El mismo trabajador humanitario describió luego una visita a un joven científico alemán que había trabajado en el programa de cohetes V2 de Hitler que aterrorizó a Inglaterra. “Nosotros los científicos”, le dijo al trabajador humanitario, “conocemos nuestras limitaciones ahora y... . . darnos cuenta de que somos más peligrosos que beneficiosos. Sólo los médicos conservan aún su vanidad del siglo XIX e incluso imaginan que algún día producirán vida. La ciencia”, añadió, “nunca creará nada increado ni podrá explicar un solo misterio.

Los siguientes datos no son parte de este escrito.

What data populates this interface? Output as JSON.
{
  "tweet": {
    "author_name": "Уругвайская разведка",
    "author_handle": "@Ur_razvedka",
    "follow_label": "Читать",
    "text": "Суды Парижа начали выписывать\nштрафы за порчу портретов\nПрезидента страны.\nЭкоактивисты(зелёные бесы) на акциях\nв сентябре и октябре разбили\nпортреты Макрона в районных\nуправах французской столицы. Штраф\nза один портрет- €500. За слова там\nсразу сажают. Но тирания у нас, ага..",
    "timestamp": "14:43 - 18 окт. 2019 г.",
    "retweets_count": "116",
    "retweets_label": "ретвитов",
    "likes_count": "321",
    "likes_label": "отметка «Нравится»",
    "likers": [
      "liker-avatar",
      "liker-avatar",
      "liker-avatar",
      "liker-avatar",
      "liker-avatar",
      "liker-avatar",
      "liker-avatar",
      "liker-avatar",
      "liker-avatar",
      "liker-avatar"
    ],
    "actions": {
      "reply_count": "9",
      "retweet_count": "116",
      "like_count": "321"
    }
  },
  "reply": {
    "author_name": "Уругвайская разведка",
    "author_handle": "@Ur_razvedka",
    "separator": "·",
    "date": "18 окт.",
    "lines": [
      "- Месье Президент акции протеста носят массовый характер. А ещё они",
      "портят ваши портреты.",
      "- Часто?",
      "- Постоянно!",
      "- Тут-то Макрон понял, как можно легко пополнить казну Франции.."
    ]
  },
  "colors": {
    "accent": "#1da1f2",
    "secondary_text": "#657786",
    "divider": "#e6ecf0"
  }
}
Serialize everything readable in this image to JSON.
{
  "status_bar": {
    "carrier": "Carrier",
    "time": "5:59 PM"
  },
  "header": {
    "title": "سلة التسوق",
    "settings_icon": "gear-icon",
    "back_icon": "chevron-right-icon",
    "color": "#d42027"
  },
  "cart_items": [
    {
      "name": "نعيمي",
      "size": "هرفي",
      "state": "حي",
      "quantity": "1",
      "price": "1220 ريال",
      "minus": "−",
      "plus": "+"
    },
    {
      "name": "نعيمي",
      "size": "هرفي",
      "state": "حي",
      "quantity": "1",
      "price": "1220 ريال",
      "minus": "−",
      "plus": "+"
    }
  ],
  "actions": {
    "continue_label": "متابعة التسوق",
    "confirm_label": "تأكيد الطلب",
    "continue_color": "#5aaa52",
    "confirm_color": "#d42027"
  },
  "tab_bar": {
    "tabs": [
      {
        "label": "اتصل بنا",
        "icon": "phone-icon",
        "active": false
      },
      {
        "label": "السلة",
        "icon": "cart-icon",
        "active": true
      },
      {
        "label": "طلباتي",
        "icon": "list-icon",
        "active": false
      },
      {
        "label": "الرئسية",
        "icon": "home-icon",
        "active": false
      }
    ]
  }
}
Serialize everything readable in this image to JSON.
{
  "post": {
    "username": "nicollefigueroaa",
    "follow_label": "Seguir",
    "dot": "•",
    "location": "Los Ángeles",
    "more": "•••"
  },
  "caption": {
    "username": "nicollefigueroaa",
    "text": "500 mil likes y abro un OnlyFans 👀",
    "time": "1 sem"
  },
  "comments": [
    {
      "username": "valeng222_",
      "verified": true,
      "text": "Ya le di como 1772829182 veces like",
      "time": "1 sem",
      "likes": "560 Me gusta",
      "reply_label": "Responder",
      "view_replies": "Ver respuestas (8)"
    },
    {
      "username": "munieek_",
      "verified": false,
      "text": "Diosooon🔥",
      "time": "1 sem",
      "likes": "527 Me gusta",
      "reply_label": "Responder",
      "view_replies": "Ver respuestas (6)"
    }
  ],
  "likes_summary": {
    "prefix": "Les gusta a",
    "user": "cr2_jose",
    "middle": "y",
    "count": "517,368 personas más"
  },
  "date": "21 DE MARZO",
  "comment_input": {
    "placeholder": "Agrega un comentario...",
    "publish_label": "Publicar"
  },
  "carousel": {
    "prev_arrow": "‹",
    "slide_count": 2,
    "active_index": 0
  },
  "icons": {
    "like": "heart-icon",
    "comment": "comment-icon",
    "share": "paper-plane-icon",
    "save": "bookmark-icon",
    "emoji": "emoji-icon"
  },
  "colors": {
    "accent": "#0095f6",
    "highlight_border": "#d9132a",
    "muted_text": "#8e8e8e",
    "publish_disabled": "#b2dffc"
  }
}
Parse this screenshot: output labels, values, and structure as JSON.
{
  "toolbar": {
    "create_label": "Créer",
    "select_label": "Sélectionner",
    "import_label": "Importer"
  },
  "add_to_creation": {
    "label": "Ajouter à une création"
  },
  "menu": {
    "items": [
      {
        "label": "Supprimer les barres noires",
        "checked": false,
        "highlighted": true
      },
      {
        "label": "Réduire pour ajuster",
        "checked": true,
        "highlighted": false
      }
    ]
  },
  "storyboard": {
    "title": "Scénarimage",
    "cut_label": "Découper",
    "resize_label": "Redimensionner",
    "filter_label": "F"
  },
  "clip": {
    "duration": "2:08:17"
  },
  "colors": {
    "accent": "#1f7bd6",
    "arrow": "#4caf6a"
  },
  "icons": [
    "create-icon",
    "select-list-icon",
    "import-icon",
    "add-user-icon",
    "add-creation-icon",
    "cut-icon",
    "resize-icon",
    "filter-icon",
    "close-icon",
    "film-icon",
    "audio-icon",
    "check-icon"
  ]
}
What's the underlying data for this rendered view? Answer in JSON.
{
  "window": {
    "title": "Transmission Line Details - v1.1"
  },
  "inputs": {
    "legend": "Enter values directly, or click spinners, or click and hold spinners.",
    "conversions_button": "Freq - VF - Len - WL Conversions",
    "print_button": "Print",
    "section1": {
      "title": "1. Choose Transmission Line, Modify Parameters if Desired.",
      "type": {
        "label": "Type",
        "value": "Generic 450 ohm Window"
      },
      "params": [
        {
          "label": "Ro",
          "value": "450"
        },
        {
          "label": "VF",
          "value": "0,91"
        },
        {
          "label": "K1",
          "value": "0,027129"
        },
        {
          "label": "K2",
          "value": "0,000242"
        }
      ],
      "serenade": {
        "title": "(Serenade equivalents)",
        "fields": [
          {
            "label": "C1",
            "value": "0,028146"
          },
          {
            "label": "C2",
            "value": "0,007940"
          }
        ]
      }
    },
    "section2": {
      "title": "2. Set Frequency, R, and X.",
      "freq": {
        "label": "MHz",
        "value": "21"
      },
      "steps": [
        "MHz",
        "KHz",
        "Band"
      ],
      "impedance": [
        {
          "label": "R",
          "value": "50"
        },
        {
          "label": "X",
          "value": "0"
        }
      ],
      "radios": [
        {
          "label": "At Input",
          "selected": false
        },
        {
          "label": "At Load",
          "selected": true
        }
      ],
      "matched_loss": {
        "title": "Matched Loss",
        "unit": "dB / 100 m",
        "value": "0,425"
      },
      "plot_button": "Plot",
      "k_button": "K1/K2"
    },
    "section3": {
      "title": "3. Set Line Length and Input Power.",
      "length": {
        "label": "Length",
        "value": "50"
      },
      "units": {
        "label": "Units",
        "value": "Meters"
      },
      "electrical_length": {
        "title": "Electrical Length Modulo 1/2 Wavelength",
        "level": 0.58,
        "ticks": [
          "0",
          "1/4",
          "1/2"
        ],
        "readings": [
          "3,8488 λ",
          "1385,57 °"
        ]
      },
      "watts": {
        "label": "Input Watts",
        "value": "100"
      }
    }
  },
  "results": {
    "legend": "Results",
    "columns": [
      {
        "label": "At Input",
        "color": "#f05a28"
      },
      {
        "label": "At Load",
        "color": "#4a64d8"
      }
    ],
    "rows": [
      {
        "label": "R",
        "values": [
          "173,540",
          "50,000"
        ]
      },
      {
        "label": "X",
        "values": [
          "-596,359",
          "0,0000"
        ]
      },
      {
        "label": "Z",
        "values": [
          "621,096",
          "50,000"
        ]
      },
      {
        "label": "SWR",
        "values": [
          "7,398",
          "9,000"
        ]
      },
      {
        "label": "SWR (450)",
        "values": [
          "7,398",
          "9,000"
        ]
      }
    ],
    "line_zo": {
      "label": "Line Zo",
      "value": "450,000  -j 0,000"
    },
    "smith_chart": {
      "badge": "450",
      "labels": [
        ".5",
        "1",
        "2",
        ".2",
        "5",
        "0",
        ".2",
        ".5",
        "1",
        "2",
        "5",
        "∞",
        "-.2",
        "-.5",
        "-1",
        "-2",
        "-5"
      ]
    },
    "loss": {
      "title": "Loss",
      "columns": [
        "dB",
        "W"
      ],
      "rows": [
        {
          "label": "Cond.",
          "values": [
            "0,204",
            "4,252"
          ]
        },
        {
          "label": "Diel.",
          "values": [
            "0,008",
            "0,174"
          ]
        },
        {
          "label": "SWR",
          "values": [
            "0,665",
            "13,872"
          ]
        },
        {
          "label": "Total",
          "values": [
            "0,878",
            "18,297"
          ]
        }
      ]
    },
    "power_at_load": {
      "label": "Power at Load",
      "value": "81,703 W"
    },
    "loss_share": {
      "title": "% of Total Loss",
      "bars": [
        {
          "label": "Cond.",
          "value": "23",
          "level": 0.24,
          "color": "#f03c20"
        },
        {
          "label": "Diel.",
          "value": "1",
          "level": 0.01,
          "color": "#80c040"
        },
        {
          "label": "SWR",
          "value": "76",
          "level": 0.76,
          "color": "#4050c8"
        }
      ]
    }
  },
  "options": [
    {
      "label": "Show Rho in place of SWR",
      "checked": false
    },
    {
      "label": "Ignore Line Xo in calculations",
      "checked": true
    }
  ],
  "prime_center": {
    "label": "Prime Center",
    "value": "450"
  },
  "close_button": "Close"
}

Vive en un mundo de cantidades e ignora la calidad”. Unos meses más tarde, Hiroshima fue destruida por la primera bomba atómica.

Vete a casa, Papa

A pesar de sus peligros, el cientificismo persiste. En enero de 2008, el Papa Benedicto iba a dar una charla en la Universidad Sapienza de Roma, la universidad pública más grande de Italia, para dar inicio al año académico. Pero 60 profesores firmaron una carta de protesta afirmando que no se debería permitir que el Papa hablara (en una universidad que había sido fundada por un Papa hace 700 años) porque afirmaban que era “hostil a la ciencia” y estaba “en contra de Galileo”. Los estudiantes de ciencias planeaban hacer una manifestación en voz alta si aparecía. Para evitar cualquier fealdad, la Santa Sede canceló la charla. Al parecer, los manifestantes habían leído en Internet una atribución falsa al Papa, lo que provocó su ira.

Como en el caso del profesor universitario que profanó la Eucaristía, el cientificismo continúa exponiendo su veneno anticatólico. Es una religión de arrogancia que confunde la verdadera ciencia con los prejuicios del siglo XIX y no tolerará ninguna creencia que no se ajuste a su estrecha (y aterradora) perspectiva.